“Prayer alone is not enough” is a statement that pastors aren’t used to hearing from their church leaders. But that was the message of a missive sent out to individual churches from the Episcopal Dioceses after the attack at Pulse nightclub in Orlando. “Admittedly, I was a bit taken aback by this sentence,” said Reverend Robin James, priest at St. Andrew’s Episcopal Church in New Paltz. “And yet I believe it to be completely appropriate that our bishops call us to do more than prayer. There’s an aspect of prayer that is essential to who we are as Christians, but that’s not the only thing. And our bishops said it’s not enough.”
At the same time, pastor Tobias Anderson of Redeemer Lutheran Church was reaching out to fellow clergy in town about coming together in a unified way to remember the victims in Orlando. “It’s about building bridges,” he said. “We all have to find a way to come together.”
The result was an ecumenical vigil for peace and healing held Wednesday evening, July 13. Nearly 50 people took part in the effort organized through the cooperation of five congregations in New Paltz that are each publicly welcoming to the LGBTQ community. Represented were Redeemer Lutheran Church, Reformed Church of New Paltz, St. Andrew’s Episcopal Church, New Paltz United Methodist Church and New Paltz Religious Society of Friends/Quakers. And while the initial intent stemmed from the targeting of the LGBTQ community, the violence directed at law enforcement in Dallas and individuals in Baton Rouge and Minnesota redirected the purpose of the event to honoring all victims of violence.
The vigil began outside St. Andrew’s with music and prayer. Many ages and ethnicities were represented. Small rainbow flags were distributed and a number of people wore multi-hued scarves. One woman’s t-shirt read simply, “Room for All.”
Pastors Mark Mast from the Reformed Church and Bette Sohm from United Methodist Church joined Robin James from St. Andrew’s and Tobias Anderson from Redeemer Lutheran. Each spoke briefly about love and acceptance, and parishioners stepped forward to offer readings that included “On Why We Forgive” by Desmond Tutu and a statement by Bishop Elizabeth Eaton issued after Orlando.
Readings and prayers were interspersed with songs. Pastor Anderson accompanied the assembled on guitar as the group sang “Let There Be Peace on Earth” and “Amazing Grace” as well as a lovely original composition by Anderson titled, “I’m Dreaming of a World.” He said afterward he was very touched by how many people showed up early to the vigil to rehearse the songs, and their voices were indeed very sweet raised against the sounds of traffic going by on Main St.
At the midpoint of the vigil, the songs and prayer gave way to silence for the brief walk down Main Street to New Paltz United Methodist Church. More song and prayers were offered there outside the building before another silent walk back up the street to St. Andrew’s, where the vigil ended in brief worship and a congenial meeting over refreshments.

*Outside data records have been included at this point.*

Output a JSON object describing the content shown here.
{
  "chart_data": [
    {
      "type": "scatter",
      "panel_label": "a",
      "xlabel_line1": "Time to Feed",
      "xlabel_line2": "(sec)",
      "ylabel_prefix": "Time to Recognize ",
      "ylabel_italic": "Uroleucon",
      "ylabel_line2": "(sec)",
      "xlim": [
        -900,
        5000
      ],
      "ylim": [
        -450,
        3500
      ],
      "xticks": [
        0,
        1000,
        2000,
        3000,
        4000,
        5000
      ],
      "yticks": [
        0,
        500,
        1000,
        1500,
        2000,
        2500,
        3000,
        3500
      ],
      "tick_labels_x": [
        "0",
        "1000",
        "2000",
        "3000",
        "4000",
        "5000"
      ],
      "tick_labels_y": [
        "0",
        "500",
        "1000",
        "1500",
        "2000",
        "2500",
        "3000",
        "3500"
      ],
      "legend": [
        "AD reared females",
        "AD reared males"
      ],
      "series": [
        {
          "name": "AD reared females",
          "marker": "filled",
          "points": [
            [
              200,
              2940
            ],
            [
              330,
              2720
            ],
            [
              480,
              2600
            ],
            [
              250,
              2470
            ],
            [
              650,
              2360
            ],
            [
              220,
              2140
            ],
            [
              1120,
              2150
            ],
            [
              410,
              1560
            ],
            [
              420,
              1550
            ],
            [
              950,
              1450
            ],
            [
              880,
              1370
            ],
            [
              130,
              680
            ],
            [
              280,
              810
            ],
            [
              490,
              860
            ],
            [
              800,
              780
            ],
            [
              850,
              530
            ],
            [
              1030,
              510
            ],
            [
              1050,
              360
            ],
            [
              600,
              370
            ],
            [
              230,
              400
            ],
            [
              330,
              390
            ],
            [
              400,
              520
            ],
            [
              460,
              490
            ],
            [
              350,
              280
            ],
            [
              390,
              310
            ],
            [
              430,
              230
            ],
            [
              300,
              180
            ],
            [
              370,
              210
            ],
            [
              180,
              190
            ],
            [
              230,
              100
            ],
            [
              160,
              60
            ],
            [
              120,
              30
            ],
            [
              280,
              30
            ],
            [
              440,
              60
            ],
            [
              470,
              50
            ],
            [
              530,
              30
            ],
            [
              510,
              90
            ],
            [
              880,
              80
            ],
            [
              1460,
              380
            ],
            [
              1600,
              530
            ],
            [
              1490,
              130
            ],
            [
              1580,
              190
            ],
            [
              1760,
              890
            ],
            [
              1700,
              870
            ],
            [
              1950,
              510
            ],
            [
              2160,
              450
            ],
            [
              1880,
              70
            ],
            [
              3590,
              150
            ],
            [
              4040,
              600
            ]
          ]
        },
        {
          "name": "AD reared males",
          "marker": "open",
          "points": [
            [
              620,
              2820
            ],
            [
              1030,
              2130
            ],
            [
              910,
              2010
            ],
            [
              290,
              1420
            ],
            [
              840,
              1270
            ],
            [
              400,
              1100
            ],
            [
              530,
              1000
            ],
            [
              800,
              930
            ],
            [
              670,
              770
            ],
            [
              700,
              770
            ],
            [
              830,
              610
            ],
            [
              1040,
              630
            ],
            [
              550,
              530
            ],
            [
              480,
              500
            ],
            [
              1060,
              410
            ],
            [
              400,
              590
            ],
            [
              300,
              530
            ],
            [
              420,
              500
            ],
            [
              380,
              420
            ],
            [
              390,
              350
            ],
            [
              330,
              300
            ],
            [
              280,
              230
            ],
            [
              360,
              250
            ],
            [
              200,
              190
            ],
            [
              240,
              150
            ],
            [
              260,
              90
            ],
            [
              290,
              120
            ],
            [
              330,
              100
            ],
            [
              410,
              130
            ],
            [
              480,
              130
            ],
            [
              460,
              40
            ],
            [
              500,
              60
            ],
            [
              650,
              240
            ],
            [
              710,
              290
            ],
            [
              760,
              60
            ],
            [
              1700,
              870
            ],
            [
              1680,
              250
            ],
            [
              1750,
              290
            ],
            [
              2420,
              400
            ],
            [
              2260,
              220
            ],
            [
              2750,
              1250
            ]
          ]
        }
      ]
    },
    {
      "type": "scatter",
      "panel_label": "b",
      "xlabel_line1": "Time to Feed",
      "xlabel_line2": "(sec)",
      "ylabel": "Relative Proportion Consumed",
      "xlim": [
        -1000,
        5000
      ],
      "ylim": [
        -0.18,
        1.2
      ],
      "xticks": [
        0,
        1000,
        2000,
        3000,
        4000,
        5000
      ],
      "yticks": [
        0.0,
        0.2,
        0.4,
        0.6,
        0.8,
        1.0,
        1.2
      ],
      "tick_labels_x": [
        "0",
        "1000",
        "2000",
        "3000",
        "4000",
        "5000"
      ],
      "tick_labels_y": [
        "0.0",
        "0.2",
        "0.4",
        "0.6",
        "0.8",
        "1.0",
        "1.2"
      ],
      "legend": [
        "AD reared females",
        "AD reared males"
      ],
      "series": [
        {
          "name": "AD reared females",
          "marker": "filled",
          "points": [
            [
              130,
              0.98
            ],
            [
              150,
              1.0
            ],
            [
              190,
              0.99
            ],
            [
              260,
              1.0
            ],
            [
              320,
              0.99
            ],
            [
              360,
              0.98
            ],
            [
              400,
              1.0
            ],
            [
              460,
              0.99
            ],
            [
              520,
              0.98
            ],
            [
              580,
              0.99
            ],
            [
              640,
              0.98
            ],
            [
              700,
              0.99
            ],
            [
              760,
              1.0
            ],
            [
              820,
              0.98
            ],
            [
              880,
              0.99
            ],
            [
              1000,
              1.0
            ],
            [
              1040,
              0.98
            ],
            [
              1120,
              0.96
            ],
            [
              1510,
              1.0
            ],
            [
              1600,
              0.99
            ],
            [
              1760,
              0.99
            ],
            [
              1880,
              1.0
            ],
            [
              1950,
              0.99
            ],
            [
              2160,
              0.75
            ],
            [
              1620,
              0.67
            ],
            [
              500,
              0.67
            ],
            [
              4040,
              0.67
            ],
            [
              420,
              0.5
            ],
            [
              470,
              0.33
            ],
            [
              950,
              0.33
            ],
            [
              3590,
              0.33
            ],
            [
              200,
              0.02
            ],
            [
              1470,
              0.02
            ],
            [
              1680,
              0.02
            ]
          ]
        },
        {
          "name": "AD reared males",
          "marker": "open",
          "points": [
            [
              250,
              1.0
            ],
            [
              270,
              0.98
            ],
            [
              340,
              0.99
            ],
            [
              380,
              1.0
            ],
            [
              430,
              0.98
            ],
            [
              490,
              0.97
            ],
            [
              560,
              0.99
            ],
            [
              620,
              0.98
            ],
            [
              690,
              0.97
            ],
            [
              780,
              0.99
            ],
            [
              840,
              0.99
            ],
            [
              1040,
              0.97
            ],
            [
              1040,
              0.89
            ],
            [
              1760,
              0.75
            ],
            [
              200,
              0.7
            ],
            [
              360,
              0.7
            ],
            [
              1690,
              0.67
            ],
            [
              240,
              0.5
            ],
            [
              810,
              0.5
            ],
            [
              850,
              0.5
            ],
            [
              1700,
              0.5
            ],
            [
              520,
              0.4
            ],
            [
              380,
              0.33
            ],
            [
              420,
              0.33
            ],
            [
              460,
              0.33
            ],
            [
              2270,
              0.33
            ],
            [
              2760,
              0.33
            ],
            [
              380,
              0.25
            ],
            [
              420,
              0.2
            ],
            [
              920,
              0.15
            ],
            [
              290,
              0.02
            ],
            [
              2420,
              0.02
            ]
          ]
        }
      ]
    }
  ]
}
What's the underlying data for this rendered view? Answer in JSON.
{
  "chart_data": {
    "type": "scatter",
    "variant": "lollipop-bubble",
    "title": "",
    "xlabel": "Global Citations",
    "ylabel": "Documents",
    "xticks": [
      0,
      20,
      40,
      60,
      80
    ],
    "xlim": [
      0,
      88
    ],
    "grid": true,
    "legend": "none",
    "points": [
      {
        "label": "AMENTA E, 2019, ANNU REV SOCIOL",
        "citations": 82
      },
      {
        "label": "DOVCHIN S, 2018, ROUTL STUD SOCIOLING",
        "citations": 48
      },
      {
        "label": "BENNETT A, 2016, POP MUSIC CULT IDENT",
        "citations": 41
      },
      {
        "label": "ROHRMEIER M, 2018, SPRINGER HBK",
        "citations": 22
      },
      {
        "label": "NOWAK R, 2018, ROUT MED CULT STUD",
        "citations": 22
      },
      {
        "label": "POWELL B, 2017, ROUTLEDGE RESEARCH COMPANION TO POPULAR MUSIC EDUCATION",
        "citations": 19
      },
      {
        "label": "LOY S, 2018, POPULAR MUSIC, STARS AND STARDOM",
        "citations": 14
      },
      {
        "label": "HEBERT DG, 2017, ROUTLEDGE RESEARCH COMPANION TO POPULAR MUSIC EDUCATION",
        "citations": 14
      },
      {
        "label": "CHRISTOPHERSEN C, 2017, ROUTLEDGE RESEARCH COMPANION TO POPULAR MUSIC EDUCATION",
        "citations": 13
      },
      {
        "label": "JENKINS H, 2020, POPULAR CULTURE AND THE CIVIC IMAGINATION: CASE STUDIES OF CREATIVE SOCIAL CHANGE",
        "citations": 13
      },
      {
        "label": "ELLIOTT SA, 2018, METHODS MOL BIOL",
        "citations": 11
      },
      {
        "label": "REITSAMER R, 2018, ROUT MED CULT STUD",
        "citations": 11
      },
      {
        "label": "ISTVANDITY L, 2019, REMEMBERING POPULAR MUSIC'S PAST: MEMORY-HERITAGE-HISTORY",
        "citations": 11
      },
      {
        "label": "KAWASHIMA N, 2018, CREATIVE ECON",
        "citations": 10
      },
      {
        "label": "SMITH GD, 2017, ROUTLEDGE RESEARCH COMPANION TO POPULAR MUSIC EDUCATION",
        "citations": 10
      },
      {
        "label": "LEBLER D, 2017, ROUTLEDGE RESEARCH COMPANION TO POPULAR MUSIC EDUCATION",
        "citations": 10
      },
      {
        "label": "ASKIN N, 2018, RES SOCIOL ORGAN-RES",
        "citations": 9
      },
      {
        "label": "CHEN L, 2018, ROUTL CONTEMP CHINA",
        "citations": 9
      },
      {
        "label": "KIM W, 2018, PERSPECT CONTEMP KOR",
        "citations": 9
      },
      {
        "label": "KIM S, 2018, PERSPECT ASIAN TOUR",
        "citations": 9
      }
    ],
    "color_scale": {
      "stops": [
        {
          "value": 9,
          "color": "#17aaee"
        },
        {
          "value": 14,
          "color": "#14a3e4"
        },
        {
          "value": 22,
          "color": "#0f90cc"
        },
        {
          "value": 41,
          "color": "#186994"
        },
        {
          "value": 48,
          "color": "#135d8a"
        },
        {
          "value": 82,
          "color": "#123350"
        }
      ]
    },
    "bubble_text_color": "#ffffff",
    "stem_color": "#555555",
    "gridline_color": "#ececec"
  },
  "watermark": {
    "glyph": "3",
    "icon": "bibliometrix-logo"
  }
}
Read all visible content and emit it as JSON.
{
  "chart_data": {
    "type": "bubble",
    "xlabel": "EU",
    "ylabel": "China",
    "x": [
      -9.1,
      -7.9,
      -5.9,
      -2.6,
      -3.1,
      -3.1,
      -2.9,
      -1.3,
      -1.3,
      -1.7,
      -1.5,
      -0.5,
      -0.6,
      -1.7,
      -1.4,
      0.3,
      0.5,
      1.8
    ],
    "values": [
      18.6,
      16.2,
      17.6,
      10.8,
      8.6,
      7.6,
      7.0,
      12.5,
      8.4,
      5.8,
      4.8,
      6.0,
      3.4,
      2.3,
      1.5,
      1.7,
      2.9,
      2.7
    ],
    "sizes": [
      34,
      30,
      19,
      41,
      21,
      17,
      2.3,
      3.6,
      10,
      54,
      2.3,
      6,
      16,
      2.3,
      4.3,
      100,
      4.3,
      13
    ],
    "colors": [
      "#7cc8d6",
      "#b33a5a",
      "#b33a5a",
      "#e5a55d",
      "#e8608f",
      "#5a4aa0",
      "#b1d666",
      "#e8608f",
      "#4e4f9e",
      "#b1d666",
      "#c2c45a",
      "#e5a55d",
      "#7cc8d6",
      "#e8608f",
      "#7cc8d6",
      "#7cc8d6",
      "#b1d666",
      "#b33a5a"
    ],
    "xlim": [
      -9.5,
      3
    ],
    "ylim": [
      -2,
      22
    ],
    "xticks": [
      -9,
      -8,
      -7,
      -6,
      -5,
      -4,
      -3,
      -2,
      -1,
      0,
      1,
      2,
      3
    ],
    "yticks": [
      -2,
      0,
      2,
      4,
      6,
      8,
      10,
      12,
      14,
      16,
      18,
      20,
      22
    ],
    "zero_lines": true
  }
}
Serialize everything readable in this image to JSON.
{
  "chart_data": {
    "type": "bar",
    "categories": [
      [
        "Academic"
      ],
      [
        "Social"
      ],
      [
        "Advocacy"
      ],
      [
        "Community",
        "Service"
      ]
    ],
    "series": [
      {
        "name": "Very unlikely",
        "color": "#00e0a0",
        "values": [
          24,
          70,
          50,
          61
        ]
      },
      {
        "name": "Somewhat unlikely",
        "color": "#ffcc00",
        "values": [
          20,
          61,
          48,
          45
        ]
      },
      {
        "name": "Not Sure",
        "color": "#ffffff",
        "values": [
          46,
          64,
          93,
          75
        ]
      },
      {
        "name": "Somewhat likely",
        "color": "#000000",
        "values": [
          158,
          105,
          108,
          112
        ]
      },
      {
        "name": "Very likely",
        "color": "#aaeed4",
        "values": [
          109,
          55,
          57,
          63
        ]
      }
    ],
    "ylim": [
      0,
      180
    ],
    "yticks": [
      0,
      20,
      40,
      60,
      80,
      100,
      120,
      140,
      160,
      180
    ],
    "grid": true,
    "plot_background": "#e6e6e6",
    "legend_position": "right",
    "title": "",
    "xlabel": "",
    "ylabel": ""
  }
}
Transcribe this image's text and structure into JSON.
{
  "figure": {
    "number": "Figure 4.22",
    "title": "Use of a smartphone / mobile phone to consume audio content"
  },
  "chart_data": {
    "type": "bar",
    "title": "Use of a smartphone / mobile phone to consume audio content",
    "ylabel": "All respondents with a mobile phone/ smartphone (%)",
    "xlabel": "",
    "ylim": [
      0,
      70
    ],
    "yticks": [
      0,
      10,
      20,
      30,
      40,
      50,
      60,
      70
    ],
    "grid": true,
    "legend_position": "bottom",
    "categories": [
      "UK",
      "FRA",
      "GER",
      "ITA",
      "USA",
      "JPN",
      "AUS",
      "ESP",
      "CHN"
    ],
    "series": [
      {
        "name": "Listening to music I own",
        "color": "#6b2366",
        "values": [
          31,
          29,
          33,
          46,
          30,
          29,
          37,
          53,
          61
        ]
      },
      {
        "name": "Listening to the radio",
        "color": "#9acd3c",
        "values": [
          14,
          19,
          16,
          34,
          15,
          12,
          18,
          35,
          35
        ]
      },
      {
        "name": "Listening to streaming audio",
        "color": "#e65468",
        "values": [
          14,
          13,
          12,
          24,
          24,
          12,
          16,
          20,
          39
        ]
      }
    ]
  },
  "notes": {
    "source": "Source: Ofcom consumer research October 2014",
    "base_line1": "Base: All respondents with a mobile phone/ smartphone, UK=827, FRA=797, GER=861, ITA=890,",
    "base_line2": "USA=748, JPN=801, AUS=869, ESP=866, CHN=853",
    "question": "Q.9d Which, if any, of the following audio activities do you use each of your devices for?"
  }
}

Asked afterward about the bishops’ statement that “prayer alone is not enough,” Reverend James said she took the letter as a call to action. “I felt very strongly that this was our call to come out of the building and engage our community in whatever way we can. To step outside the safety of our places of worship, and to open our doors.” She gestured toward the literally open doors of St. Andrew’s Church behind her. “Which is why they are propped open now and the building is available to people. We want to take that message of love and peace and justice out the doors. People sitting inside are already aware of the message; that’s why they’re in church on Sunday. But we need to come out of the doors and share that message of loving one another.”
Margaret Howe was one of the participants in the vigil who did a reading. She’s a member of New Paltz United Methodist Church and a certified lay speaker. When asked what she thinks people can do to prevent the targeting of the LGBTQ community, she responded, “Exactly what we just did tonight. We need to be vocal; we need to be out there with our ribbons.”
Howe added that United Methodist in New Paltz has been actively supportive of the LGBTQ community for a long time but officially became a “reconciling church” last December. The designation was created as a way for any Methodist congregation to go on the record that they publicly support the LGBTQ community and welcome them to full participation in the life of the church. “We here in New Paltz are a church open to all,” Howe said. “We’ve always considered ourselves an open church but it’s now official. We are a safe place and the community knows we are a safe place.”